Je werkt vooral met distributeurs, die bepalen welke films er in Nederland worden uitgebracht – wat speelt er bij hen?
“Wat me vooral opvalt, zeker in vergelijking met de VS, is dat Nederland niet wordt gedreven door mogelijkheden, maar door angst: een gekleurde cast zou niet verkopen. Toen De Libi uitkwam, wilde de publieke omroep de rechten pas hebben nádat de cijfers explodeerden in de bioscoop; daarvoor zagen ze de potentie niet. Of neem Amerikaanse kaskrakers over slavernij zoals Harriet en de remake van Birth of a Nation. Beide waren op ons festival binnen vijf minuten uitverkocht, maar draaiden niet in de Nederlandse bioscopen.

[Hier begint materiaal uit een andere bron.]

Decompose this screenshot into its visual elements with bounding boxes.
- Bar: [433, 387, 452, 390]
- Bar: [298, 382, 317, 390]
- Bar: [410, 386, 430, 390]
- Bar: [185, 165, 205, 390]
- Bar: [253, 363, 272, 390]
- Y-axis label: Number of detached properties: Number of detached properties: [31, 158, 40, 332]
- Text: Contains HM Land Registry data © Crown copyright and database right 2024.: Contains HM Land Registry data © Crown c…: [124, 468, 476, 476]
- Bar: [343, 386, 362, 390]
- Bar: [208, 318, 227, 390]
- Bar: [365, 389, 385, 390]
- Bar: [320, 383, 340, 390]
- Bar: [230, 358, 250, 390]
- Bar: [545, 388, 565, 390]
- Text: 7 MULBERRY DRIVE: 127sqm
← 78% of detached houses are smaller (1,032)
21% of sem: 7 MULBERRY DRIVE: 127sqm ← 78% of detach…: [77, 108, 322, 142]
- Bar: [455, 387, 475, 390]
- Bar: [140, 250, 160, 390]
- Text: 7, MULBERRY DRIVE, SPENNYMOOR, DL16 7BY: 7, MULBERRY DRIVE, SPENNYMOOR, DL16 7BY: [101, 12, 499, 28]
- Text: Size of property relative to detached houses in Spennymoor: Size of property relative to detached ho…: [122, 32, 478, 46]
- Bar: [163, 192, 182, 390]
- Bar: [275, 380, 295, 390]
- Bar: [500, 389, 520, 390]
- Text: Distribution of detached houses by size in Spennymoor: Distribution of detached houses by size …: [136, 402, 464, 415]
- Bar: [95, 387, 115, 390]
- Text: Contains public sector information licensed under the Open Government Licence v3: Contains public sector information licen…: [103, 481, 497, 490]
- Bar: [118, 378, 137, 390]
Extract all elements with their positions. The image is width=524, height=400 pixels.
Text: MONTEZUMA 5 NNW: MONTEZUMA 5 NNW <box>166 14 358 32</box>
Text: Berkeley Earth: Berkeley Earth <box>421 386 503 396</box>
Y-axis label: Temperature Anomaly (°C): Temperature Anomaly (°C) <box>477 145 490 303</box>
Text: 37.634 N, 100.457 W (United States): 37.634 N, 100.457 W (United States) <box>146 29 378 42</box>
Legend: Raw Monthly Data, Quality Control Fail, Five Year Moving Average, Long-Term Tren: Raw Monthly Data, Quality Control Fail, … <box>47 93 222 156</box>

“Er spelen vreselijk achterhaalde ideeën: ‘een donker publiek leest geen kranten’, zei een filmmaatschappij
“Ik weet niet hoe diversiteit eruit moet zien, maar wel dat de kijker het moet vóelen: dit is ook voor mij. Zoals Oma is Gek, een kinderfilm waar mijn dochter in 2011 het script voor schreef. Ik speel een dementerende vrouw uit Suriname die op bezoek gaat bij haar kleinkinderen. Mijn dochter bemoeide zich óók met de casting: vier zwarte gezinnen, met de vaders erbij – in de meeste series, waar ze het óver ons hebben, zijn de vaders er niet bij. Het was prachtig om te doen. Nog altijd komen er zwarte schoolkinderen naar me toe op straat: ‘Oma is gek!’ Dat maakt me zó blij. Tegelijk denk ik: hoe weinig films zijn er waarin ze zichzelf herkennen?”
Je gaat al een tijdje mee in de industrie: voel je een verantwoordelijkheid om bij te dragen aan betere representatie?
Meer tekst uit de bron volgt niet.